The Bop Shop 12.15.23 -Tony Vacca-

tony vacca, “streetwise”

from: rhythm and flow, 2008

Tony Vacca: balafon, dun-djun, snare drum, rattles; Tim Moran: saxophone, Derrik Jordan: electric violin: Jo Sallins: electric bass; Steve Leicach: djembe; Massamba Diop: tama drum.


Using giant West African balafons, twenty tuned gongs, djembes, djun-djun, talking drums and an outrageous percussion drumset, Tony Vacca creates a unique blend of rhythm, word, and drum that has come to be the signature of his work.  

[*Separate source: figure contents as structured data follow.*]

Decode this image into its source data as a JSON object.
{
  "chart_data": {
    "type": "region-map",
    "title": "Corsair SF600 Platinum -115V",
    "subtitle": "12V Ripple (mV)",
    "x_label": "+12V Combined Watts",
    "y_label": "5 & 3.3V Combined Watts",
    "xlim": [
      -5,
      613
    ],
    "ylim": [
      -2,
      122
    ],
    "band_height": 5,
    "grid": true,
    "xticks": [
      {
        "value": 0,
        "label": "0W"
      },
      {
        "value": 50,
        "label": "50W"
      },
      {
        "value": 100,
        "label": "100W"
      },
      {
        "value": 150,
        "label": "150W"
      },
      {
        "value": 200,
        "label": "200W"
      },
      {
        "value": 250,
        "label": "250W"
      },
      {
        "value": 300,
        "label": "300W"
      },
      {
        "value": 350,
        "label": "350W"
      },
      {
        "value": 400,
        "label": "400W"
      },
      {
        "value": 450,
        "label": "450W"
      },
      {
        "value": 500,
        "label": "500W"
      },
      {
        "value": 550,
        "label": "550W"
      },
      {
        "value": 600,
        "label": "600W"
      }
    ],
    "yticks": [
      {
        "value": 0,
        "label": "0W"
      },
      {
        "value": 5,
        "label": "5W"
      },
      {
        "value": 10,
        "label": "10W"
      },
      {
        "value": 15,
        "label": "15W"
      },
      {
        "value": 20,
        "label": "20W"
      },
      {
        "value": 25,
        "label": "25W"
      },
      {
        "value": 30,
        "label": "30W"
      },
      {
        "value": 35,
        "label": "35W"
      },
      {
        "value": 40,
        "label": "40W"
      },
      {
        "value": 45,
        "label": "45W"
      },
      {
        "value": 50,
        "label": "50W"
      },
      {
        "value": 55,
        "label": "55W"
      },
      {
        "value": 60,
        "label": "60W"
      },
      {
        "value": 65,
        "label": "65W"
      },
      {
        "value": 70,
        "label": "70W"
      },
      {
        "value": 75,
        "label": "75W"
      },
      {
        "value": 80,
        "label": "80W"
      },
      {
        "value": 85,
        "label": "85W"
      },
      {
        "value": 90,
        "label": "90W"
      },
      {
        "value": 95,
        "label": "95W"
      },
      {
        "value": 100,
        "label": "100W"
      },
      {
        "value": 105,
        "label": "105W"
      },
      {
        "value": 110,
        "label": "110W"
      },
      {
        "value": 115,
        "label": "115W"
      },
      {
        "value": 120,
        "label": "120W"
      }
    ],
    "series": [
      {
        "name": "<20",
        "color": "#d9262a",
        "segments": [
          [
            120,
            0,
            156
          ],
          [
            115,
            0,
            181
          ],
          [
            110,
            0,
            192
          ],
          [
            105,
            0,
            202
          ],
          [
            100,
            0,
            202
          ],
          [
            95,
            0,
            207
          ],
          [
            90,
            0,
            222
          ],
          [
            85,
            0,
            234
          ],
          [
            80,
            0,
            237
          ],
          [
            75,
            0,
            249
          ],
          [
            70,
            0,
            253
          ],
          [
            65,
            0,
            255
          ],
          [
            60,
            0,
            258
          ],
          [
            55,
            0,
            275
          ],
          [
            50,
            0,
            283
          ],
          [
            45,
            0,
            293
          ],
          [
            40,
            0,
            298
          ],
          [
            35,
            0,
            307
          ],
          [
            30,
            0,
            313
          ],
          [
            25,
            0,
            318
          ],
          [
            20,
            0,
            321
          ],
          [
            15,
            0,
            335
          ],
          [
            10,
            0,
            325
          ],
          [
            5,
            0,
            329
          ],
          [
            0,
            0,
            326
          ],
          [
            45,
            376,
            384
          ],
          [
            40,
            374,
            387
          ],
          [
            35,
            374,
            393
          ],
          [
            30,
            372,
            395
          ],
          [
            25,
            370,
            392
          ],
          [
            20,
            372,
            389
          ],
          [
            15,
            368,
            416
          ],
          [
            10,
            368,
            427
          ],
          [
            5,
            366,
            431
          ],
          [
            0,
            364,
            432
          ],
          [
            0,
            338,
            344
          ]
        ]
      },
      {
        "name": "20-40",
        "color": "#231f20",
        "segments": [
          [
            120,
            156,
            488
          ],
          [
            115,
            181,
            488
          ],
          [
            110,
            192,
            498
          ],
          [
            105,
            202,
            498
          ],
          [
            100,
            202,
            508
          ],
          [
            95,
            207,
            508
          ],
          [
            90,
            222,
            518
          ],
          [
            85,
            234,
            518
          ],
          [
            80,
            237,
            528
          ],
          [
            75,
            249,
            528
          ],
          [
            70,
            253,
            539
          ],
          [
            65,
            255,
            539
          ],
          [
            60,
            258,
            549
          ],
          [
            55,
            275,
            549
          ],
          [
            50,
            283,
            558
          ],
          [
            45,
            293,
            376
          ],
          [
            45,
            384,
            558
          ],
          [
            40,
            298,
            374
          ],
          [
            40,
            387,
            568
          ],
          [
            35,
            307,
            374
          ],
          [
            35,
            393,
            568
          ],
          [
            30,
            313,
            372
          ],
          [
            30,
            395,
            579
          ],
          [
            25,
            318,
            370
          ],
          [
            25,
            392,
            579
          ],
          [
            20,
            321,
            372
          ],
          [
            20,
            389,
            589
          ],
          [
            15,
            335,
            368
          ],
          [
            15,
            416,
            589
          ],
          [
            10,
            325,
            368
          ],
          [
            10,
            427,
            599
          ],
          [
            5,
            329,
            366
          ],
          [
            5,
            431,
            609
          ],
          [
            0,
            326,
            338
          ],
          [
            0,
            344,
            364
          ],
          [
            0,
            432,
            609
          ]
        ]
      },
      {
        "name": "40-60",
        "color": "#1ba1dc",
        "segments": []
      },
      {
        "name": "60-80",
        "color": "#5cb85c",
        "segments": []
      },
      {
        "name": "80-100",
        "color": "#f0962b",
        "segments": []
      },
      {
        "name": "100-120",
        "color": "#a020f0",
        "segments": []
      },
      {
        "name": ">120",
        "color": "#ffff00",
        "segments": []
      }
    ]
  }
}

Tony and Massamba Diop, the tama (aka talking drum) percussionist who has played with Baaba Maal for decades, created the Senegal America Project  www.tonyvacca.com/page-one bringing Senegalese musicians to the ears of the western world while reaching out to those in need in Senegal. I was lucky enough to join Tony, Massamba and others (shout out to Jean Butler, the organizer extraordinaire of these trips) for a week in Senegal in 2011.  We brought soccer balls and shirts to schools, painted classrooms, held a blood pressure and other health issues screening day in Guinaw Rails (the “other side of the tracks” in Dakar) and enjoyed the beauty of Sobobade (founded in the 1970s by Haitian Gérard Chenet).

I first heard Tony when doing radio at WCUW, playing the music of Tony and Tim Moran.  I first saw Tony and company live at Mechanics Hall on New Year’s Eve many years ago.  A wall of gongs and a stage full of drums of all kinds. He’s a poet, a percussionist, a bringer of West African music to the western world. If there’s a whiff of patchouli in the air, turn around; Tony’s probably in the room.